Poster Presentation First Malaria World Congress 2018

Preventing artemisinin resistance emergence in the Guiana Shield: an innovative approach for a specific context (#297)

Maylis Douine 1 , Alice Sanna 2 , Muriel Galindo 1 , Lise Musset 3 , Vincent Pommier de Santi 4 , Paola Marchesini 5 , Edgar Dias Magalhaes 6 , Martha Suarez-Mutis 7 , Helene Hiwat-Van Laar 8 , Matthieu Nacher 9 , Stephen Vreden 10 , Laure Garanger 11 12 13
  1. Centre d'Investigation Clinique Antilles-Guyane (Inserm 1424), Cayenne Hospital, Cayenne, French Guiana
  2. Malaria, Agence Regional de Sante, Cayenne, French Guiana
  3. Laboratoire de Parasitologie, Centre National de Référence du Paludisme, Institut Pasteur de la Guyane, Cayenne,, French Guiana
  4. French Armed Forces Center for Epidemiology and Public Health (CESPA) , Camp Militaire de Sainte Marthe,, Marseille,, France
  5. National Malaria Control Program , Ministry of Health, Brasilia, Brazil
  6. International Affairs Office, , Ministry of Health, , Brasilia, , Brazil
  7. Laboratory of Parasitology,, Institute Oswaldo Cruz,, Rio de Janeiro, , Brazil
  8. Ministry of Health Malaria Program Suriname, Paramaribo, PARAMARIBO, Suriname
  9. Epidemiology of Tropical Parasitoses, Université de Guyane, Cayenne, French Guiana
  10. Foundation for Scientific Research Suriname (SWOS),, Paramaribo, Suriname
  11. Barbados office, Pan American Health Organization, Bridgetown, Barbados
  12. Barbados office, Pan American Health Organization, Bridgetown, Barbados
  13. Barbados office, Pan American Health Organization, Bridgetown, Barbados

Illegal gold miners in French Guiana, a French oversea department in Amazonia, often carry malaria parasites (up to 46.8%).
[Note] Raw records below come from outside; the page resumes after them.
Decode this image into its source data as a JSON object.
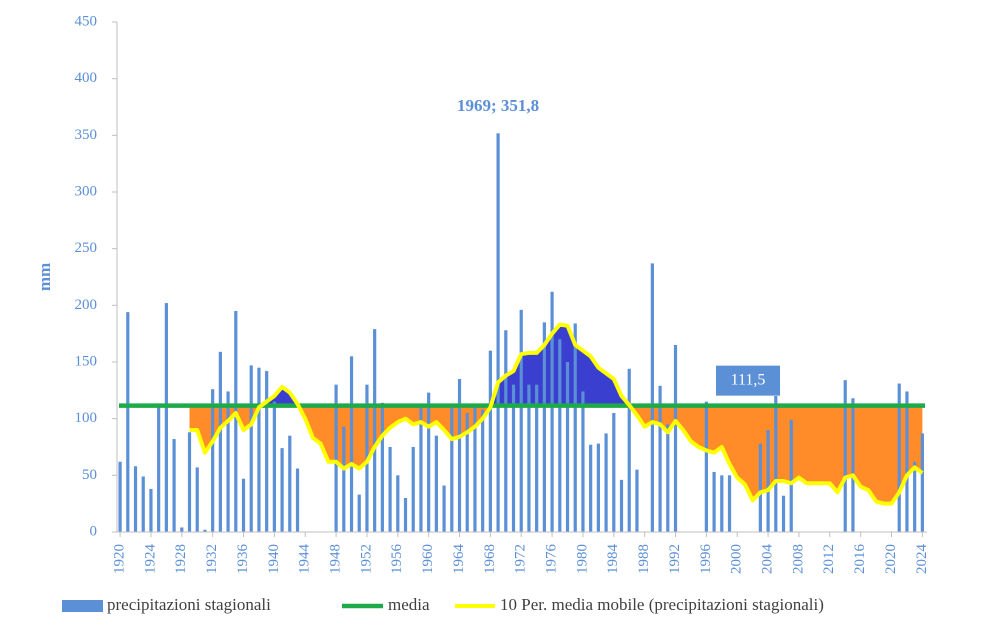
{
  "chart_data": {
    "type": "bar",
    "y_label": "mm",
    "x": [
      1920,
      1921,
      1922,
      1923,
      1924,
      1925,
      1926,
      1927,
      1928,
      1929,
      1930,
      1931,
      1932,
      1933,
      1934,
      1935,
      1936,
      1937,
      1938,
      1939,
      1940,
      1941,
      1942,
      1943,
      1944,
      1945,
      1946,
      1947,
      1948,
      1949,
      1950,
      1951,
      1952,
      1953,
      1954,
      1955,
      1956,
      1957,
      1958,
      1959,
      1960,
      1961,
      1962,
      1963,
      1964,
      1965,
      1966,
      1967,
      1968,
      1969,
      1970,
      1971,
      1972,
      1973,
      1974,
      1975,
      1976,
      1977,
      1978,
      1979,
      1980,
      1981,
      1982,
      1983,
      1984,
      1985,
      1986,
      1987,
      1988,
      1989,
      1990,
      1991,
      1992,
      1993,
      1994,
      1995,
      1996,
      1997,
      1998,
      1999,
      2000,
      2001,
      2002,
      2003,
      2004,
      2005,
      2006,
      2007,
      2008,
      2009,
      2010,
      2011,
      2012,
      2013,
      2014,
      2015,
      2016,
      2017,
      2018,
      2019,
      2020,
      2021,
      2022,
      2023,
      2024
    ],
    "series": [
      {
        "name": "precipitazioni stagionali",
        "color": "#5b8fd6",
        "values": [
          62,
          194,
          58,
          49,
          38,
          110,
          202,
          82,
          4,
          88,
          57,
          2,
          126,
          159,
          124,
          195,
          47,
          147,
          145,
          142,
          115,
          74,
          85,
          56,
          0,
          0,
          0,
          0,
          130,
          93,
          155,
          33,
          130,
          179,
          114,
          75,
          50,
          30,
          75,
          110,
          123,
          85,
          41,
          110,
          135,
          105,
          110,
          108,
          160,
          351.8,
          178,
          130,
          196,
          130,
          130,
          185,
          212,
          170,
          150,
          184,
          124,
          77,
          78,
          87,
          105,
          46,
          144,
          55,
          0,
          237,
          129,
          95,
          165,
          0,
          0,
          0,
          115,
          53,
          50,
          50,
          0,
          0,
          0,
          78,
          90,
          120,
          32,
          99,
          0,
          0,
          0,
          0,
          0,
          0,
          134,
          118,
          0,
          0,
          0,
          0,
          0,
          131,
          124,
          62,
          87
        ]
      },
      {
        "name": "10 Per. media mobile (precipitazioni stagionali)",
        "color": "#ffff00",
        "values": [
          null,
          null,
          null,
          null,
          null,
          null,
          null,
          null,
          null,
          90,
          90,
          70,
          80,
          92,
          98,
          105,
          90,
          95,
          110,
          115,
          120,
          128,
          123,
          113,
          100,
          83,
          78,
          62,
          62,
          56,
          60,
          56,
          62,
          75,
          85,
          92,
          97,
          100,
          95,
          97,
          93,
          97,
          90,
          82,
          84,
          88,
          93,
          100,
          110,
          132,
          138,
          142,
          157,
          158,
          158,
          165,
          175,
          183,
          182,
          165,
          160,
          155,
          145,
          140,
          135,
          120,
          112,
          103,
          93,
          97,
          95,
          88,
          98,
          90,
          80,
          75,
          72,
          70,
          75,
          60,
          48,
          42,
          28,
          35,
          37,
          45,
          45,
          43,
          48,
          43,
          43,
          43,
          43,
          35,
          48,
          50,
          40,
          37,
          27,
          25,
          25,
          35,
          50,
          57,
          52
        ]
      }
    ],
    "reference_line": {
      "name": "media",
      "value": 111.5,
      "label": "111,5",
      "color": "#1faa4a"
    },
    "area_colors": {
      "above": "#3a3fcf",
      "below": "#ff8c28"
    },
    "annotation": {
      "text": "1969; 351,8",
      "x": 1969,
      "y": 351.8
    },
    "xlim": [
      1919.6,
      2024.6
    ],
    "xticks": [
      1920,
      1924,
      1928,
      1932,
      1936,
      1940,
      1944,
      1948,
      1952,
      1956,
      1960,
      1964,
      1968,
      1972,
      1976,
      1980,
      1984,
      1988,
      1992,
      1996,
      2000,
      2004,
      2008,
      2012,
      2016,
      2020,
      2024
    ],
    "ylim": [
      0,
      450
    ],
    "yticks": [
      0,
      50,
      100,
      150,
      200,
      250,
      300,
      350,
      400,
      450
    ]
  }
}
While the Guiana Shield Region aims at malaria elimination, the high prevalence of Plasmodium in this hard-to–reach population in conjunction with frequent incorrect use of artemisinin-based antimalarials threaten with the emergence of resistant parasites. Usual malaria control strategies cannot be implemented in this particular context because of geographical and regulatory issues in French Guiana. Therefore new strategies targeting this specific population in the forest are required. Numerous discussions among health institutions and scientific partners from French Guiana, Brazil and Suriname have led to an innovative project based on the distribution of kits for self-diagnosis and self-treatment of Plasmodium infections. The kit-distribution will be implemented at the “resting sites”, which are areas across the border regularly frequented by gold miners. The pilot phase led by the Center of Clinical investigation of French Guiana will start in April 2018. The first objective is to increase the use of appropriate and complete malaria treatment after a positive malaria diagnosis with a rapid test, which will be evaluated with a before-and-after cross-sectional studies. Monitoring indicators will be collected from health mediators at the time of kit distribution and during subsequent visits, and from illegal gold miners themselves, through a smartphone application. The project funding is multisource, including the Ministries of Health of the three countries, WHO/PAHO, and the European Union. Despite potential biases, this project may be the best available solution to a specific and important public health challenge in the Guiana Shield. If the use of self-diagnosis and self-treatment approach is effective, this strategy could be sustained by Health Institutions in the Region.